Video compression uses a similar method as that of still image compression. However, it adds compression between the frames to further reduce the average file size. MPEG is one of the best-known audio and video compression standards and was created by the Motion Picture Experts Group in the late 1980s. MPEG compression utilizes one frame as a reference. Each additional frame saves and transports only the image information that is different from the original. If there is little change between the images, there will be few differences resulting in a high compression ratio. With significant movement in the images the compression ratio will be much lower. The video is then reconstructed at the viewing station based on the reference image and the "difference data." MPEG video compression leads to lower data volumes being transmitted across the network than with JPEG.
[Images E and F (above, at right) give an example of the difference between how a Motion JPEG storage format works and that of an MPEG format.]
The MPEG standard has evolved since its inception. MPEG-1 was released in 1993 and was intended for storing digital video onto CDs. For MPEG-1, the focus was on keeping the bit-rate (the amount of data transmitted via the network per second) relatively constant. However, this created inconsistent image quality, typically comparable to that of videotapes.
MPEG-2 was approved in 1994 and was designed for video on DVDs, digital high-definition TV, interactive storage media, digital broadcast video, and cable TV. The MPEG-2 project focused on extending the MPEG-1 compression technique to cover larger, higher quality pictures with a lower compression ratio and higher bit-rate.
For network video systems, MPEG-4 is a major improvement from MPEG-2. It was approved as a standard in 2000, and there are many more tools in MPEG-4 to lower the bit-rate needed and achieve higher image qualities. MPEG-4 comes in many different versions. Simple Profile is the lowest quality, while Advance Simple Profile (Part 2) provides much higher quality video. A newer version of MPEG-4 called Part 10 (or AVC - Advanced Video Coding, or H.264) is also available.
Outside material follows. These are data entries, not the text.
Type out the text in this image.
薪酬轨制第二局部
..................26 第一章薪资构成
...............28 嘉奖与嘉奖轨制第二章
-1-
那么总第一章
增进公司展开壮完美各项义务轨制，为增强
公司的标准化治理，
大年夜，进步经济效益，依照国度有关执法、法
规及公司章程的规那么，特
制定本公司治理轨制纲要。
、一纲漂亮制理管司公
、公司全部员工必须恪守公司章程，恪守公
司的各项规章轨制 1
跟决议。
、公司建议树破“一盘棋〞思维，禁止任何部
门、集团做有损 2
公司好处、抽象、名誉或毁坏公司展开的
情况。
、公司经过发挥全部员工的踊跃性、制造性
With a limited bandwidth available, users can opt for a constant bit-rate (CBR), which generates a constant, pre-set bit-rate. However, the image quality will vary depending on the amount of motion in the scene. As an alternative, users can use a variable bit-rate (VBR) where parameters can be set to maintain high image quality regardless of the motion in the scene. This option is generally preferred in surveillance applications. Because the actual bit-rate will vary with VBR, the network infrastructure must have enough capacity to transport the video.
The MPEG-4 vs. Motion JPEG Debate
As described above, MPEG-4 and Motion JPEG each employ a different technique for reducing the amount of data transferred and stored in a network video system. There are advantages and disadvantages to each, so it is best to consider the goals of the overall surveillance system when deciding which of the two standards is most appropriate.
Due to its simplicity, Motion JPEG is often a good choice. There is limited delay between image capturing, encoding, transfer, decoding, and finally display. In other words, Motion JPEG has very little latency, making it most suitable for real-time viewing, image processing, motion detection or object tracking.
Motion JPEG also guarantees image quality regardless of movement or image complexity. It offers the flexibility to select either high image quality (low compression) or lower image quality (high compression), with the benefit of smaller file sizes and decreased bandwidth usage. The frame rate can easily be adjusted to limit bandwidth usage, without loss of image quality.
However, Motion JPEG files are still typically larger than those compressed with the MPEG-4 standard. MPEG-4 requires less bandwidth and storage to transfer data resulting in cost savings. At lower frame rates (below 5 fps) the bandwidth savings created by using MPEG-4 are limited. Employing Motion JPEG network cameras with video motion detection built in, is an interesting alternative, if a higher frame rate is only required a portion of the time when motion is in the image. If the bandwidth is limited, or if video is to be recorded continuously at a high frame rate, MPEG-4 may be the preferred option. Because of the more complex compression in a MPEG-4 system, there is more latency before video is available at the viewing station. The viewing station needs to be more powerful (and hence expensive) to decode MPEG4, as opposed to the decoding of Motion JPEG streams.
One of the best ways to maximize the benefits of both standards is to look for network video products that can deliver simultaneous MPEG-4 and Motion JPEG streams. This gives users the flexibility to both maximize image quality for recording and reduce bandwidth needs for live viewing.